Donetsk taxi driver Serhiy asks me to pay for a drive to the railway station the amount equal to the price of Kyiv train ticket. Then he would have enough money at least to get to Kyiv. On our way to the station he said that his sister lives in Kyiv, not far from Darnytsia metro station. But he has never managed to visit her. He has never been to the capital. “It’s time for you to go, it takes only a night to get there,” I tell him smiling. “Yeah, I should” the driver sighs. “I haven’t seen Olenka for 15 years already. It’s been 15 years that I've been planning to visit Kyiv…”

ROOM FOR MANIPULATION

The latest “improvements” in life make Ukrainians even less mobile. Prices on transport services have been artificially increased. The logistics of travelling around the country are becoming worse due to the closure of convenient railway routes and stops in some localities. Plans to put limits on motor carriers' operations will surely lead to growth of their services’ cost, etc. Measures of this sort usually result from the opportunistic motives of people close to power who long for the redistribution of the transport services market in their own favour. Still, it seems another motive is also involved.

Non-mobile citizens are particularly vulnerable to manipulation, namely to being manipulated by those in power. Lack of mobility also conserves stereotypes, makes it more difficult for people to adapt to new trends developing in certain domains, therefore resulting in the marginalization of the population. A person who has never been to a developed country or locality is less likely to search for ways to improve his life. He cares for nothing but survival and is inclined to tolerate lamentable economic conditions or the disdain of officials. A non-mobile person takes his position in life for granted and is easily swayed by television which tells him whom to blame. That is why many current world regimes still do what they can to limit their citizens' movements, while some even close their borders altogether.

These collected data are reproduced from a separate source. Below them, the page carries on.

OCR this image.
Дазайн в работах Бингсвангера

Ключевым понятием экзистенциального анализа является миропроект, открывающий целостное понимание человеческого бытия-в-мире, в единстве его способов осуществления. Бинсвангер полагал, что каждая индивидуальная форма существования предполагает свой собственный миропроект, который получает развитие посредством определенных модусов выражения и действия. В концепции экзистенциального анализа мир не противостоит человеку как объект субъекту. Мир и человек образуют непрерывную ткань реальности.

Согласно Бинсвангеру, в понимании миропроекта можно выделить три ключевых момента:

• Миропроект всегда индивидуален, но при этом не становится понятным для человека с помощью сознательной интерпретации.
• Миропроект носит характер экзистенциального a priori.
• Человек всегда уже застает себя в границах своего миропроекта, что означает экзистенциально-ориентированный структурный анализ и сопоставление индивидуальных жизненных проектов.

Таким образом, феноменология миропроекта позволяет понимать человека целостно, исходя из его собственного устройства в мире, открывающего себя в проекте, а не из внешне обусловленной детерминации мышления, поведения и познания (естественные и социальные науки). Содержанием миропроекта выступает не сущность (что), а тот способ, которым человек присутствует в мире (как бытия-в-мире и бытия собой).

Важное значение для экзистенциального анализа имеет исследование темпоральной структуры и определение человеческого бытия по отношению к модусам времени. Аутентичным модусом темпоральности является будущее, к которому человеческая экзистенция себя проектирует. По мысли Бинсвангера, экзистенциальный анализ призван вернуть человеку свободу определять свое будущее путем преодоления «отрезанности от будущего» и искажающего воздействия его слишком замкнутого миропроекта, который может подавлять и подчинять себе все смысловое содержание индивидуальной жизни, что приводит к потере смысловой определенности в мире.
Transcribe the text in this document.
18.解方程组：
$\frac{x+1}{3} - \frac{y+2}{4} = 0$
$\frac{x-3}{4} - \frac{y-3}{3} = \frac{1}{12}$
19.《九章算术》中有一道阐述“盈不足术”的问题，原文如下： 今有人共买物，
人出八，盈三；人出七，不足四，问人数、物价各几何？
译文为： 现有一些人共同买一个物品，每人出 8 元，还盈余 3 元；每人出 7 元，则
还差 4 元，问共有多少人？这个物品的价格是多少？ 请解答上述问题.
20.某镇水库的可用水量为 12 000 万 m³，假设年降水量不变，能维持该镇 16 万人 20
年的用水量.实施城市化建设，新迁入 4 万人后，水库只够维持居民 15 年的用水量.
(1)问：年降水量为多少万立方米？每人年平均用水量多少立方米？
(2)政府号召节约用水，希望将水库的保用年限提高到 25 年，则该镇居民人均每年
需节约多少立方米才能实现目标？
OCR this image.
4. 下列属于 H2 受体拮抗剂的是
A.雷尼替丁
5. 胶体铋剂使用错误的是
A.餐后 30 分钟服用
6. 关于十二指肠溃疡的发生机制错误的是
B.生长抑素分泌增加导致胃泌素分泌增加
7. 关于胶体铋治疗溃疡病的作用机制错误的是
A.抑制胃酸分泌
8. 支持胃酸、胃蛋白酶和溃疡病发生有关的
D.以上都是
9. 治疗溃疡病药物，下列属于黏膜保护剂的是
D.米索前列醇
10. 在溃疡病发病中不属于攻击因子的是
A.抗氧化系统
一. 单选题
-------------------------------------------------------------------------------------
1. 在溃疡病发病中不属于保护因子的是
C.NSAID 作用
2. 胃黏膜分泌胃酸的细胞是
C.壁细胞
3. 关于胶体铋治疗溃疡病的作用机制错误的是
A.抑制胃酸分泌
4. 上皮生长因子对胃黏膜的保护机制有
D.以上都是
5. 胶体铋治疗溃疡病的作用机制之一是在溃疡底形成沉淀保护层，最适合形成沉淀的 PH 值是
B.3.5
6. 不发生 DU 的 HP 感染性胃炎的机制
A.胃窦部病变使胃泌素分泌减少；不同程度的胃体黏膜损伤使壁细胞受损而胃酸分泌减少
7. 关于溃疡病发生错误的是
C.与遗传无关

There are few who actively seek alternative information, and that is why most Ukrainians from different areas live in parallel realities with their outlooks based on their local lives. This complicates the process of consolidating Ukrainians and leaves the door open for exploiting interregional differences in order to get people to look for enemies elsewhere in the country. It also makes it possible to deflect attention from abuses by “internal insiders”, a term invented by Party of Regions faction head Oleksandr Yefremov, who used it during his speech to Luhansk Oblast voters in reference to politicians and officials. Politicians and officials are evil of course, but we are used to them and that makes them less something to b feared than something a bit “alien”, unknown and demonized.